Waarom parttimers dit jaar minder vakantiegeld kregen

woensdag, 10 september 2025 (12:05) - Salaris Vanmorgen

In dit artikel:

Parttimers krijgen in 2025 netto minder vakantiegeld en een lager nettoloon dan in 2024, vooral door aanpassingen in de loonbelastingtabellen en de heffingskortingen. Voorbeeldberekening: iemand die parttime werkt en bruto €1.000 per maand verdient heeft recht op 8% vakantiegeld (€960 bruto).
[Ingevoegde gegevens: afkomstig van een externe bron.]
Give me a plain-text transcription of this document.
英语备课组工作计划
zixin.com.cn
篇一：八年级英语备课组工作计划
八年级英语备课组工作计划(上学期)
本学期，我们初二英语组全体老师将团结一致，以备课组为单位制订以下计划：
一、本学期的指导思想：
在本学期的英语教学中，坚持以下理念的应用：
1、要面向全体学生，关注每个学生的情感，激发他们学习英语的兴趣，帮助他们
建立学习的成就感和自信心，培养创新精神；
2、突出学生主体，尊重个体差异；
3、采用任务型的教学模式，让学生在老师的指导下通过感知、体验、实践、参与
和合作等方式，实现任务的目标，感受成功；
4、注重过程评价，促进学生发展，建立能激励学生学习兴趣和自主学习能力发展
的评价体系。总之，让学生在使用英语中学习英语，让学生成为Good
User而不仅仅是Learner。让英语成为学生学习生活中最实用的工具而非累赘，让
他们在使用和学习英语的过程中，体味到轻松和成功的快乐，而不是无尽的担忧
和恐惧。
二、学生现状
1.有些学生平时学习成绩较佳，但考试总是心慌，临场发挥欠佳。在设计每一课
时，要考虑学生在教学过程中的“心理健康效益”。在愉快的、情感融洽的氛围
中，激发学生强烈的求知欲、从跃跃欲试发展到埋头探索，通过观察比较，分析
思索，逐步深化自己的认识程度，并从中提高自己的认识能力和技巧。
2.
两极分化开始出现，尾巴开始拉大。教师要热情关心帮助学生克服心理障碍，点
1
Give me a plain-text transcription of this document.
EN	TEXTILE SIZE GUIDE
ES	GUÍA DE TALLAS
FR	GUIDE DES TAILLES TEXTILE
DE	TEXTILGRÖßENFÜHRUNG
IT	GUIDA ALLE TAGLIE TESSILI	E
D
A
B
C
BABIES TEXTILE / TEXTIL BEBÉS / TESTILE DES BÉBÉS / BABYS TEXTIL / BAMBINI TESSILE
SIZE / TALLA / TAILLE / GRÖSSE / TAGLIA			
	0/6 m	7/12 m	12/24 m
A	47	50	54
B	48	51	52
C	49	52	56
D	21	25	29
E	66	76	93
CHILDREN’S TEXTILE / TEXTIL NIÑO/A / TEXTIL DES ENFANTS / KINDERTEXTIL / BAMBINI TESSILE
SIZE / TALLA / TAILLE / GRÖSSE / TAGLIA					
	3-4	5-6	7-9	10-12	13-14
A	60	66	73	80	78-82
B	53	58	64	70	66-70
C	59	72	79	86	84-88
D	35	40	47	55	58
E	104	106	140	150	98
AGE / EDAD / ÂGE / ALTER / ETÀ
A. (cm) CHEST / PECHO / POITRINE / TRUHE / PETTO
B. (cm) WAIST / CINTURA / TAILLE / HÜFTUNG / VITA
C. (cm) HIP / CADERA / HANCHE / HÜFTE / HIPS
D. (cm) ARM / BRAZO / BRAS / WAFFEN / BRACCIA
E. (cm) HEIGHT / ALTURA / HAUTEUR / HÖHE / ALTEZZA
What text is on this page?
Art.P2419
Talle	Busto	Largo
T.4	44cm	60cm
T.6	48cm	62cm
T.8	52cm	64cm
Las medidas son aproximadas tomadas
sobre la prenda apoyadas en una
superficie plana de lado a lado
In 2025 levert dat bruto vakantiegeld slechts €693 netto op; in 2024 was dat €906 netto — een verschil van €213 minder.

Belangrijkste oorzaken
- Schijventarief loonbelasting/premie volksverzekeringen (eerste schijf) is in 2025 licht gedaald van 36,97% naar 35,82%. Bij een bruto maandsalaris van €1.000 haalt de werknemer daar een klein voordeel uit van ongeveer €11,41 per maand.
- De algemene heffingskorting en de arbeidskorting zijn echter verlaagd. Voor een bruto maandsalaris van €1.000 bedraagt de algemene heffingskorting in 2025 €255,67 (was €280,17 in 2024) en de arbeidskorting €80,53 (was €89,08). De daling van die kortingen is groter dan het voordeel van het lagere tarief, waardoor het netto maandsalaris ongeveer €21,67 lager uitvalt dan in 2024.
- Voor vakantiegeld wordt de loonheffing berekend met de speciale ‘witte tabel bijzondere beloning’, waarbij naast het tarief ook een zogenoemd verrekeningspercentage van de loonheffingskorting wordt toegepast. Dat percentage is in 2025 voor een jaarloon van €12.960 (12×€1.000 + €960 vakantiegeld) -8,05%. Hierdoor wordt effectief 35,82% − 8,05% = 27,77% aan loonheffing op het bruto vakantiegeld ingehouden, oftewel €266,59. In 2024 was het unieke verrekeningspercentage veel lager (-31,43%), waardoor toen slechts 5,54% (36,97 − 31,43) werd ingehouden (€53,18). Het verschil in ingehouden loonheffing verklaart vrijwel geheel het verlies van €213 netto vakantiegeld in 2025.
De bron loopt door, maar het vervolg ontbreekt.